December 15, 2006

Arctic Pepperoni

This book is a 2006 Cybil Award Nominee for YA Fiction, and was reviewed earlier by a.fortis.

Pete Hautman's Rash presents a darkly humorous dystopian future where everything is ... safe.
It's hard to imagine a place of safety as a dystopia, instead of as the happiest place on earth, but it is dystopian -- because safety doesn't necessarily connote freedom, or fun.

Sixteen-year-old Bo, who in his protective shoes, knee pads, elbow pads, neck brace, tooth guard, wrist monitor and sports helmet loves to run on his school's padded indoor court, isn't doing that well with fitting into the world he knows, but he blames it on his genes -- his Dad and older brother have all been sent away to work camps for losing their tempers.
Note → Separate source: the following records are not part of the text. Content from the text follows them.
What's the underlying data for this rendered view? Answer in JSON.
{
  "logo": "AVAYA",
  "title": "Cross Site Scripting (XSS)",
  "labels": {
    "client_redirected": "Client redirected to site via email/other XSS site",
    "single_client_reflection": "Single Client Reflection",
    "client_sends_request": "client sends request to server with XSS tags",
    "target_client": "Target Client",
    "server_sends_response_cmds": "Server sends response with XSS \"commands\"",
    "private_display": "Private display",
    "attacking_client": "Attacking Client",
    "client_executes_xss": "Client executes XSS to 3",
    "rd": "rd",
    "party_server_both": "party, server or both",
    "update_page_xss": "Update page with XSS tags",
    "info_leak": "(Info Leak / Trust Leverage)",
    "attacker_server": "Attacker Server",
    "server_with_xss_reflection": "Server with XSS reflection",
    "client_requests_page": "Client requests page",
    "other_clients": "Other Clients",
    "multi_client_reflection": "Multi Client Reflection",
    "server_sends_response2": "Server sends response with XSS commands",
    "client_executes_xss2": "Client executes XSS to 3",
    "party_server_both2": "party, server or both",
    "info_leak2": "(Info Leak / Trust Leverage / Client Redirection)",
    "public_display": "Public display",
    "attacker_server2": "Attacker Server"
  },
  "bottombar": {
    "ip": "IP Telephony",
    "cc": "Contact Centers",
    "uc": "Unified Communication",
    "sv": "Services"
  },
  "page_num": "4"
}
Even with the emotionally suppressing drugs they have to take, the Marsten men make gestures, raise their voices, and Bo's brother even got into a fistfight at an unauthorized graduation party. He's doing three years for that because he was a still a minor. Dad got five years for the road rage incident.
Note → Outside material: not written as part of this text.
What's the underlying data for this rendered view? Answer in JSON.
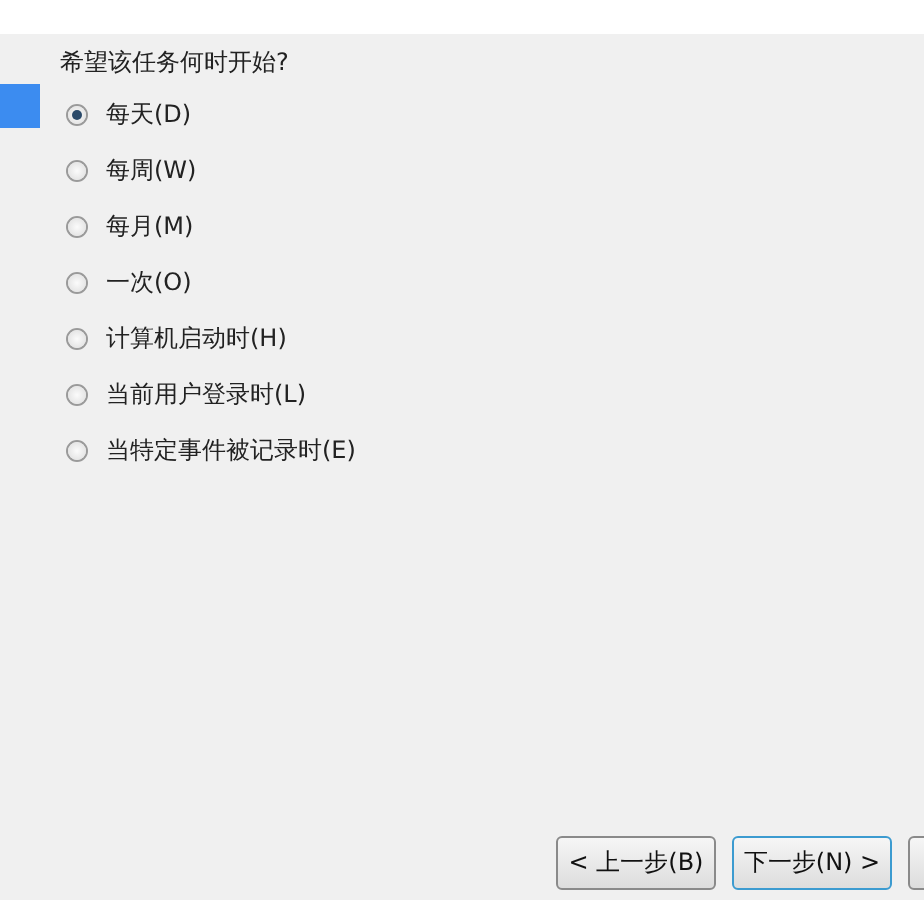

Anyway, it's probably just as well. Prison labor makes everything move in this new world order -- after all, 24% of the adult population is in prison, and without that labor pool, society would collapse. And, since genes are everything, and really, free will isn't that big an issue, Bo knows it won't be long before he is following in their footsteps, his mother wet-eyed and wailing, and his grandfather, a cynical old man born in 1990 who is wistful about a past that includes such things as legal french fries and jail for things like murder and drugs, scowling and muttering along behind them.

And sure enough, following the fallout from a verbal brushup with his arch-nemesis at school, Karlohs Mink, the work camp Bo is sent to introduces him to tundra, arctic cold, polar bears, and pizza. It's the McDonald's Rehabilitation and Manufacturing conglomorate that specializes in "hand-made" pizza for the hoi polloi, since it's retro-popular this year. Bo is also introduced to organized thugs, a criminally negligent warden, and a sport so violent it's illegal in the new world order. Realizing that no one really cares what happens to him gives Bo the time to think about his life -- and that just might be his salvation. The conclusions Bo reaches about his life and his society make this a shrewd look at our own current society, and might give readers some surprises. With Bo's quirky, rouge AI, some relentlessly bad food and some truly scary polar bears, Hautman leaves his readers with new ways to think about personal responsibility, self control, and the options they have on how to live their lives.

2 comments:

Anonymous said...

I wondered what you'd think of this one! I reviewed it a while ago and definitely found it to be thought-provoking.

Anonymous said...

I loved Hautman's novel, but I wanted to know "what happened next?" I was actually quite irate that the story ended with such a tantalizingly open-ending!!